Gosh, I hate speaking badly about a guy I used to admire when all he did was pack a football and run with it for thousands of yards during his career.

However, that ex-gridiron star, former Heisman Trophy winner Herschel Walker of Georgia, is now running for the U.S. Senate and all I can say about him is that he might be the biggest dumbass running for high office in this election cycle.

Walker is running as a Republican. He wants to succeed Sen. Rafael Warnock, one of two Democrats elected to the Senate in 2020 from Georgia.

I have heard some of the nonsense that comes from Walker’s pie hole. One utterance, caught my attention. He recently said while disparaging evolutionary science that “If man came from monkeys, why do we still have monkeys?”

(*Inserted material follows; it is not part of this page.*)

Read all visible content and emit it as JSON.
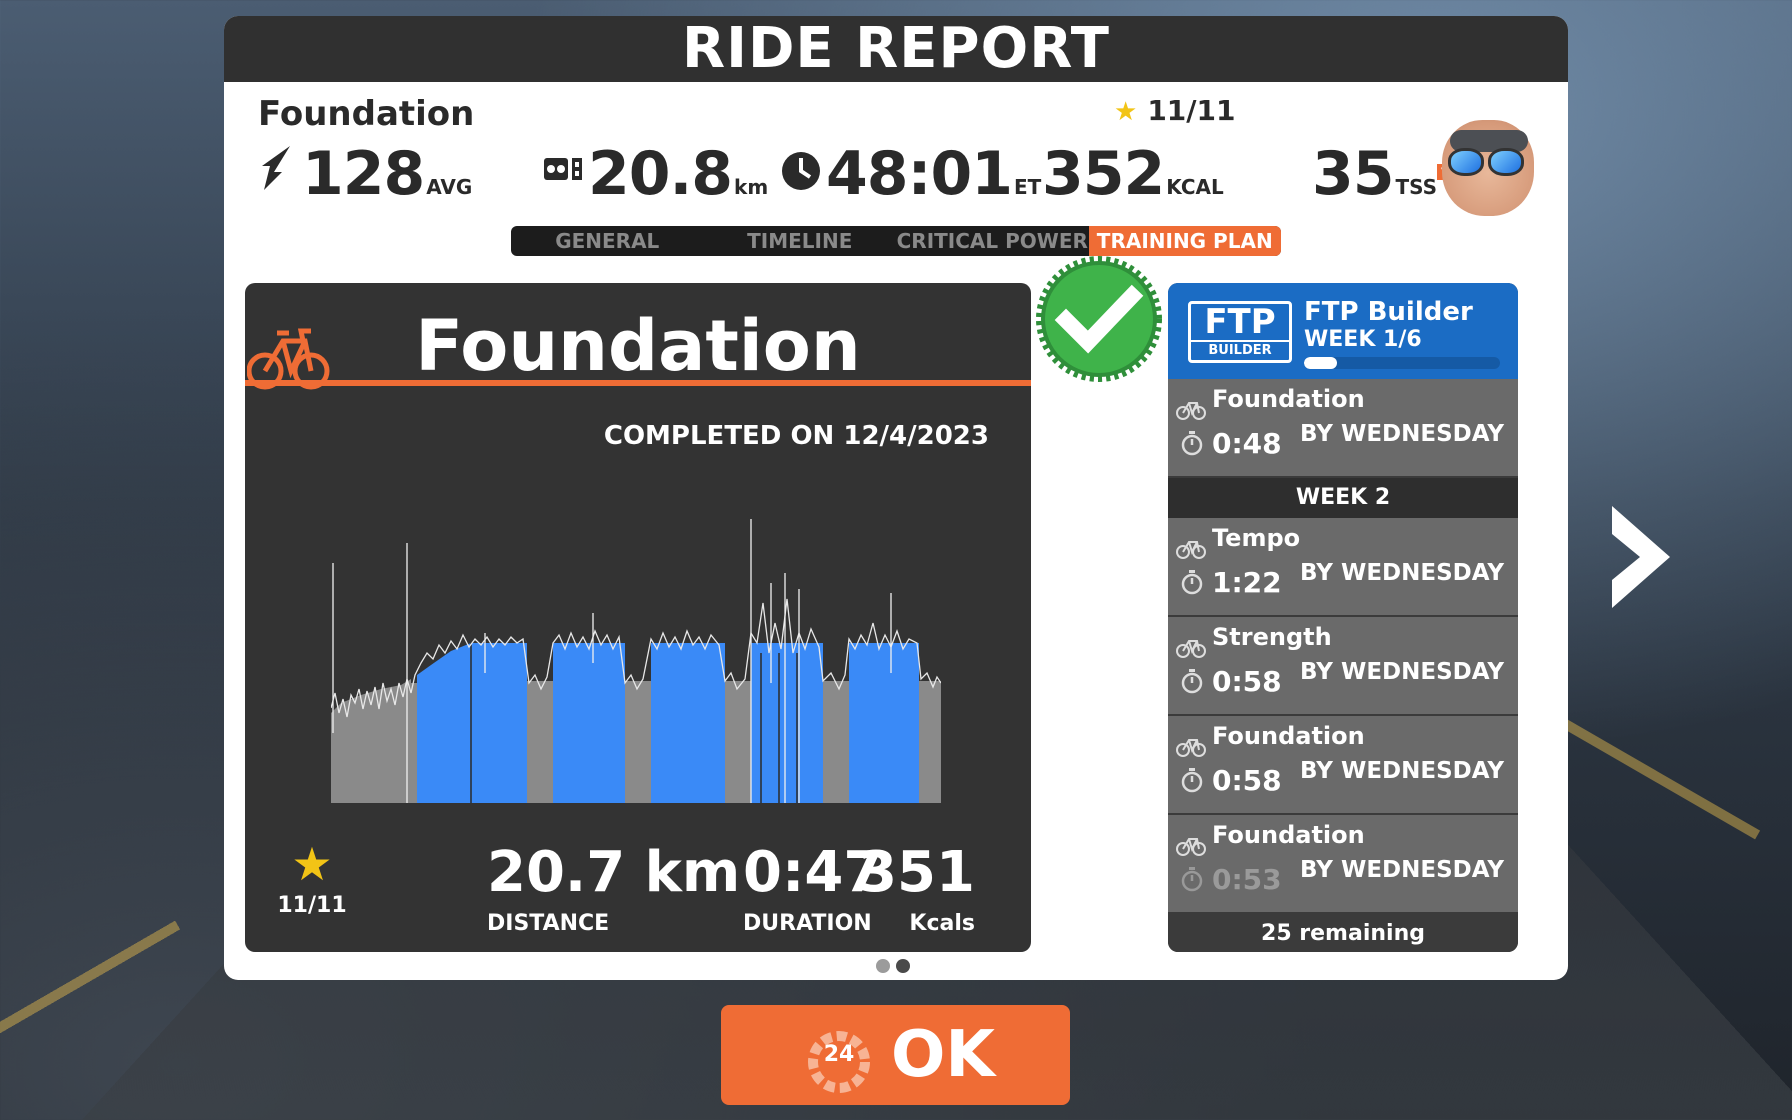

Isn’t that just a real knee-slapper? Actually, that isn’t even an original quip. I heard the late comic George Carlin say it many years ago. So, Walker not only is a dumbass, but he’s a dumbass who cannot offer many original thoughts.

Sen. Warnock has done a creditable job in the Senate. He has become a leading voice of the Senate’s progressive caucus. He also has plenty of what one could call “cred” among African Americans, given that he is African American. What’s more, when he is not writing federal law, he preaches at Ebeneezer Baptist Church in Atlanta, where the late Dr. Martin Luther King Jr. delivered the Holy Word to his parishioners.

It occurs to me that this contest could offer voters in one state a chance to stop the dumbing-down of Congress by returning a man with considerable intellect — Sen. Warnock — and rejecting a man with next to zero understanding of how government works … and who cannot even produce an original quip.